Il sindaco uscente Paolo Dosi commenta l’inchiesta che coinvolge i dipendenti comunali: «Auspico che la prossima Amministrazione possa costituirsi parte civile»

Paolo Dosi, sindaco uscente

«Questa è una vicenda che sicuramente danneggia l'immagine della città e il Comune, che già opera tra mille difficoltà, che avvilisce e fa sentire tutti quanti traditi». Così il sindaco uscente Paolo Dosi, ancora in carica prima del passaggio ufficiale di consegne con Patrizia Barbieri, commenta l’inchiesta in corso. Fatto salvo che tutte le accuse dovranno essere provate e fatta quindi salva la presunzione di innocenza per ciascuno – prosegue Dosi – non posso che biasimare il comportamento di quei dipendenti che fossero venuti meno ai princìpi di etica e moralità pubblica per favorire situazioni personali.

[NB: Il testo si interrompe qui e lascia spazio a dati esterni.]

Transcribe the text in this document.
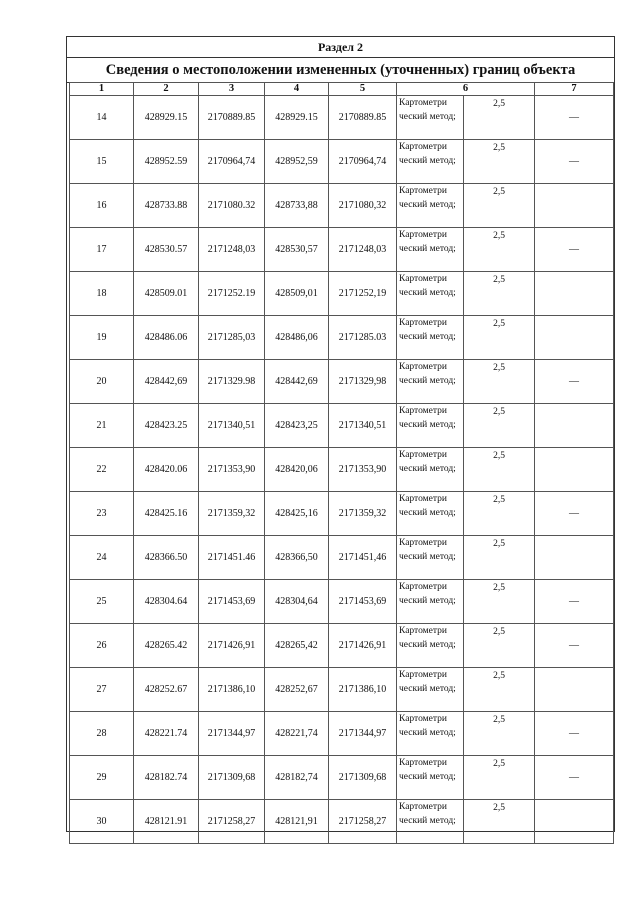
Раздел 2
Сведения о местоположении измененных (уточненных) границ объекта
1	2	3	4	5	6		7
14	428929.15	2170889.85	428929.15	2170889.85	Картометри ческий метод;	2,5	—
15	428952.59	2170964,74	428952,59	2170964,74	Картометри ческий метод;	2,5	—
16	428733.88	2171080.32	428733,88	2171080,32	Картометри ческий метод;	2,5	
17	428530.57	2171248,03	428530,57	2171248,03	Картометри ческий метод;	2,5	—
18	428509.01	2171252.19	428509,01	2171252,19	Картометри ческий метод;	2,5	
19	428486.06	2171285,03	428486,06	2171285.03	Картометри ческий метод;	2,5	
20	428442,69	2171329.98	428442,69	2171329,98	Картометри ческий метод;	2,5	—
21	428423.25	2171340,51	428423,25	2171340,51	Картометри ческий метод;	2,5	
22	428420.06	2171353,90	428420,06	2171353,90	Картометри ческий метод;	2,5	
23	428425.16	2171359,32	428425,16	2171359,32	Картометри ческий метод;	2,5	—
24	428366.50	2171451.46	428366,50	2171451,46	Картометри ческий метод;	2,5	
25	428304.64	2171453,69	428304,64	2171453,69	Картометри ческий метод;	2,5	—
26	428265.42	2171426,91	428265,42	2171426,91	Картометри ческий метод;	2,5	—
27	428252.67	2171386,10	428252,67	2171386,10	Картометри ческий метод;	2,5	
28	428221.74	2171344,97	428221,74	2171344,97	Картометри ческий метод;	2,5	—
29	428182.74	2171309,68	428182,74	2171309,68	Картометри ческий метод;	2,5	—
30	428121.91	2171258,27	428121,91	2171258,27	Картометри ческий метод;	2,5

Quel che è successo viola non solo i regolamenti dell’Ente, ma è offensivo nei confronti di tanti cittadini che non hanno un posto di lavoro o vivono una precaria situazione occupazionale».

«Auspico, nel rispetto dei tempi della Giustizia – aggiunge Dosi – che la prossima Amministrazione possa costituirsi parte civile negli eventuali processi che dovessero vedere coinvolti gli attuali indagati per il risarcimento quantomeno del danno d’immagine arrecato all’ente. Auspico altresì che Magistratura e Forze dell’Ordine, che ringrazio e alle quali abbiamo sempre offerto la massima collaborazione, possano chiudere nel più breve tempo possibile le indagini per arrivare a individuare con certezza i responsabili effettivi, perché il coinvolgimento di tanti dipendenti, indagati per reati gravi, può provocare il rischio di una vera e propria paralisi della macchina comunale. Confido che l’organizzazione amministrativa di settori importanti e delicati dell’ente non debba soffrire ulteriori danni e i cittadini dover sopportare eventuali disservizi».  Conclude il sindaco uscente: «La collaborazione che la Polizia Municipale e gli uffici interni hanno prestato all’indagine, in ossequio all'indirizzo politico sempre perseguito di tutela della legalità come bene pubblico, deve essere intesa anche come azione volta a salvaguardare coloro che ogni giorno lavorano con dedizione e scrupolo all'interno dell'Ente, sui quali non devono gravare le responsabilità di altri dipendenti non corretti».